War in the air, and yet the air is soft. Rotting jasmine and ripe skunk cabbage. Frogs in the sawgrass marsh. The basso profundo statement of a water buffalo, out of sight somewhere upstream. From farther off, a pock-pockity-pock. Not rain, but human hands skittering across drumheads of alligator hide. It sounds random unless you know the grammar. Just a pockity-pockity, while dawn drifts in like an afterthought.
Some of the family take this in. Most do not. The father sunk in his devotions, eyes closed, fingers moving over prayer beads. The mother at her daily rinse, naked to the waist, while a mist stands stationary above the sliding water. Mist speckled with midges that glint and vanish.
The older child is lollygagging on a blanket set squarely in the mud. She’s no baby, she can poke about when she wants. She can run when she remembers about running. At the age of three and spare change, maybe four. Certainly old enough. Though often she just sits, sucking her thumb and looking about her. She does this whenever her parents are distracted, which means frequently.

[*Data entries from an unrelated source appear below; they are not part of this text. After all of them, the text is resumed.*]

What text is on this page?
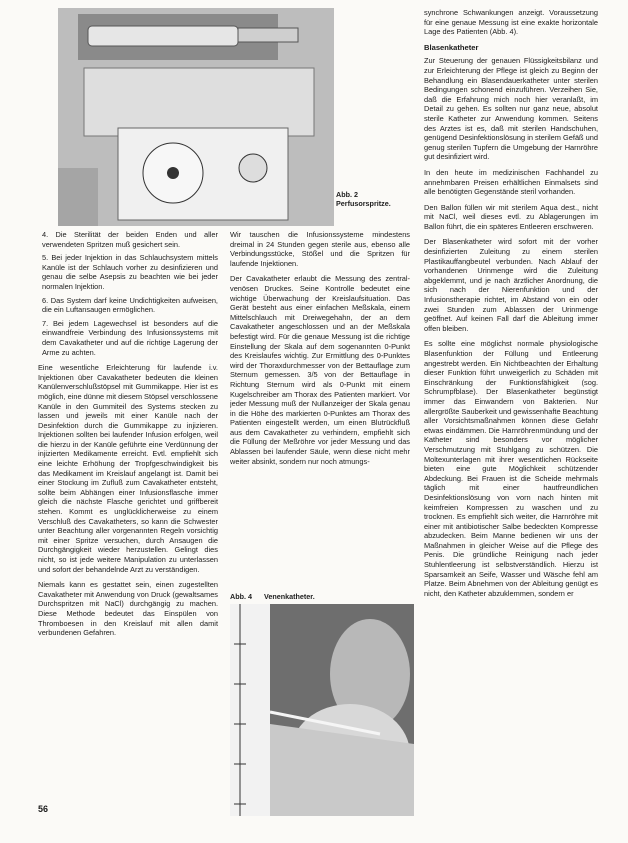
Abb. 2
Perfusorspritze.

synchrone Schwankungen anzeigt. Voraussetzung für eine genaue Messung ist eine exakte horizontale Lage des Patienten (Abb. 4).

Blasenkatheter

Zur Steuerung der genauen Flüssigkeitsbilanz und zur Erleichterung der Pflege ist gleich zu Beginn der Behandlung ein Blasendauerkatheter unter sterilen Bedingungen schonend einzuführen. Verzeihen Sie, daß die Erfahrung mich noch hier veranlaßt, im Detail zu gehen. Es sollten nur ganz neue, absolut sterile Katheter zur Anwendung kommen. Seitens des Arztes ist es, daß mit sterilen Handschuhen, genügend Desinfektionslösung in sterilem Gefäß und genug sterilen Tupfern die Umgebung der Harnröhre gut desinfiziert wird.

In den heute im medizinischen Fachhandel zu annehmbaren Preisen erhältlichen Einmalsets sind alle benötigten Gegenstände steril vorhanden.

Den Ballon füllen wir mit sterilem Aqua dest., nicht mit NaCl, weil dieses evtl. zu Ablagerungen im Ballon führt, die ein späteres Entleeren erschweren.

Der Blasenkatheter wird sofort mit der vorher desinfizierten Zuleitung zu einem sterilen Plastikauffangbeutel verbunden. Nach Ablauf der vorhandenen Urinmenge wird die Zuleitung abgeklemmt, und je nach ärztlicher Anordnung, die sich nach der Nierenfunktion und der Infusionstherapie richtet, im Abstand von ein oder zwei Stunden zum Ablassen der Urinmenge geöffnet. Auf keinen Fall darf die Ableitung immer offen bleiben.

Es sollte eine möglichst normale physiologische Blasenfunktion der Füllung und Entleerung angestrebt werden. Ein Nichtbeachten der Erhaltung dieser Funktion führt unweigerlich zu Schäden mit Einschränkung der Funktionsfähigkeit (sog. Schrumpfblase). Der Blasenkatheter begünstigt immer das Einwandern von Bakterien. Nur allergrößte Sauberkeit und gewissenhafte Beachtung aller Vorsichtsmaßnahmen können diese Gefahr etwas eindämmen. Die Harnröhrenmündung und der Katheter sind besonders vor möglicher Verschmutzung mit Stuhlgang zu schützen. Die Moltexunterlagen mit ihrer wesentlichen Rückseite bieten eine gute Möglichkeit schützender Abdeckung. Bei Frauen ist die Scheide mehrmals täglich mit einer hautfreundlichen Desinfektionslösung von vorn nach hinten mit keimfreien Kompressen zu waschen und zu trocknen. Es empfiehlt sich weiter, die Harnröhre mit einer mit antibiotischer Salbe bedeckten Kompresse abzudecken. Beim Manne bedienen wir uns der Maßnahmen in gleicher Weise auf die Pflege des Penis. Die gründliche Reinigung nach jeder Stuhlentleerung ist selbstverständlich. Hierzu ist Sparsamkeit an Seife, Wasser und Wäsche fehl am Platze. Beim Abnehmen von der Ableitung genügt es nicht, den Katheter abzuklemmen, sondern er

4. Die Sterilität der beiden Enden und aller verwendeten Spritzen muß gesichert sein.

5. Bei jeder Injektion in das Schlauchsystem mittels Kanüle ist der Schlauch vorher zu desinfizieren und genau die selbe Asepsis zu beachten wie bei jeder normalen Injektion.

6. Das System darf keine Undichtigkeiten aufweisen, die ein Luftansaugen ermöglichen.

7. Bei jedem Lagewechsel ist besonders auf die einwandfreie Verbindung des Infusionssystems mit dem Cavakatheter und auf die richtige Lagerung der Arme zu achten.

Eine wesentliche Erleichterung für laufende i.v. Injektionen über Cavakatheter bedeuten die kleinen Kanülenverschlußstöpsel mit Gummikappe. Hier ist es möglich, eine dünne mit diesem Stöpsel verschlossene Kanüle in den Gummiteil des Systems stecken zu lassen und jeweils mit einer Kanüle nach der Desinfektion durch die Gummikappe zu injizieren. Injektionen sollten bei laufender Infusion erfolgen, weil die hierzu in der Kanüle geführte eine Verdünnung der injizierten Medikamente erreicht. Evtl. empfiehlt sich eine leichte Erhöhung der Tropfgeschwindigkeit bis das Medikament im Kreislauf angelangt ist. Damit bei einer Stockung im Zufluß zum Cavakatheter entsteht, sollte beim Abhängen einer Infusionsflasche immer gleich die nächste Flasche gerichtet und griffbereit stehen. Kommt es unglücklicherweise zu einem Verschluß des Cavakatheters, so kann die Schwester unter Beachtung aller vorgenannten Regeln vorsichtig mit einer Spritze versuchen, durch Ansaugen die Durchgängigkeit wieder herzustellen. Gelingt dies nicht, so ist jede weitere Manipulation zu unterlassen und sofort der behandelnde Arzt zu verständigen.

Niemals kann es gestattet sein, einen zugestellten Cavakatheter mit Anwendung von Druck (gewaltsames Durchspritzen mit NaCl) durchgängig zu machen. Diese Methode bedeutet das Einspülen von Thromboesen in den Kreislauf mit allen damit verbundenen Gefahren.

Wir tauschen die Infusionssysteme mindestens dreimal in 24 Stunden gegen sterile aus, ebenso alle Verbindungsstücke, Stößel und die Spritzen für laufende Injektionen.

Der Cavakatheter erlaubt die Messung des zentral-venösen Druckes. Seine Kontrolle bedeutet eine wichtige Überwachung der Kreislaufsituation. Das Gerät besteht aus einer einfachen Meßskala, einem Mittelschlauch mit Dreiwegehahn, der an dem Cavakatheter angeschlossen und an der Meßskala befestigt wird. Für die genaue Messung ist die richtige Einstellung der Skala auf dem sogenannten 0-Punkt des Kreislaufes wichtig. Zur Ermittlung des 0-Punktes wird der Thoraxdurchmesser von der Bettauflage zum Sternum gemessen. 3/5 von der Bettauflage in Richtung Sternum wird als 0-Punkt mit einem Kugelschreiber am Thorax des Patienten markiert. Vor jeder Messung muß der Nullanzeiger der Skala genau in die Höhe des markierten 0-Punktes am Thorax des Patienten eingestellt werden, um einen Blutrückfluß aus dem Cavakatheter zu verhindern, empfiehlt sich die Füllung der Meßröhre vor jeder Messung und das Ablassen bei laufender Säule, wenn diese nicht mehr weiter absinkt, sondern nur noch atmungs-

Abb. 4 Venenkatheter.
56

She looks as if she is supervising the world, though like any child she is merely curious.
Some children are more alert than others. This girl is one of them. Elphie, the Nanny calls her. Elphie, get down from there. Elphie, mind your tongue. Elphie, get your finger out of—Elphie.
A green child in a green green world. Maybe green is as invisible to her as concepts of time, gravity, justice. She’s only a child on a blanket. Through the haze the sun bleeds, a wound leaking through gauze. She hears the dip of paddles from some unseen canoe down the river. Two bugs meet on the satin edging of her cotton playground but as they’re of different congregations they pass by without acknowledgment. One is the color of new-split bamboo and the other wetly black.
The mother, the father, the child, and Nanny. Also the team of bearers and guides.
Something has caused this day to lift out of the morass of everyness. The girl hears a cry across the water, a human cry, as of someone startled. The sound of a human being set upon by some unimaginable aspect of the morning.
Her father concentrates his grip on his beads and screws his eyes more tightly closed. Her mother shifts a shawl to cover one of her breasts, but only one; even on a dangerous morning something might be seducible. Nanny comes to squat upon the far edge of Elphie’s blanket. She finds Elphie’s hand and holds it without remark. This as much for her own comfort as for the child’s, Elphie being the kind of person who doesn’t elicit the consoling gesture.
War is in the air. She has caught the hint, though she can’t yet know what war is. She takes her thumb out of her mouth and dries it along the smooth, smudged blanket. Nanny says, “Oh, I think that was a morning dove, don’t you?” A lie about what peace sounds like. If there is such a thing. Elphie glances at Nanny but keeps her own counsel. Well, that’s a bit rich; Elphie has no counsel to keep at the time. She will come to know Nanny as something of a failure.
The black bug has gotten interested in a loose pink thread on the blanket. Elphie watches it. “Oooh, the nasty,” says Nanny, and flicks it away. “This place. And its bugs. Melena, dress yourself. Even the backlands abhor a harlot.”
Elphie won’t remember any of this actual talking. She is slow to speak herself, according to family legend. But with what other tool does she have to consider the start of everything? Words, words alone, and the lustrous peril of the wicked world.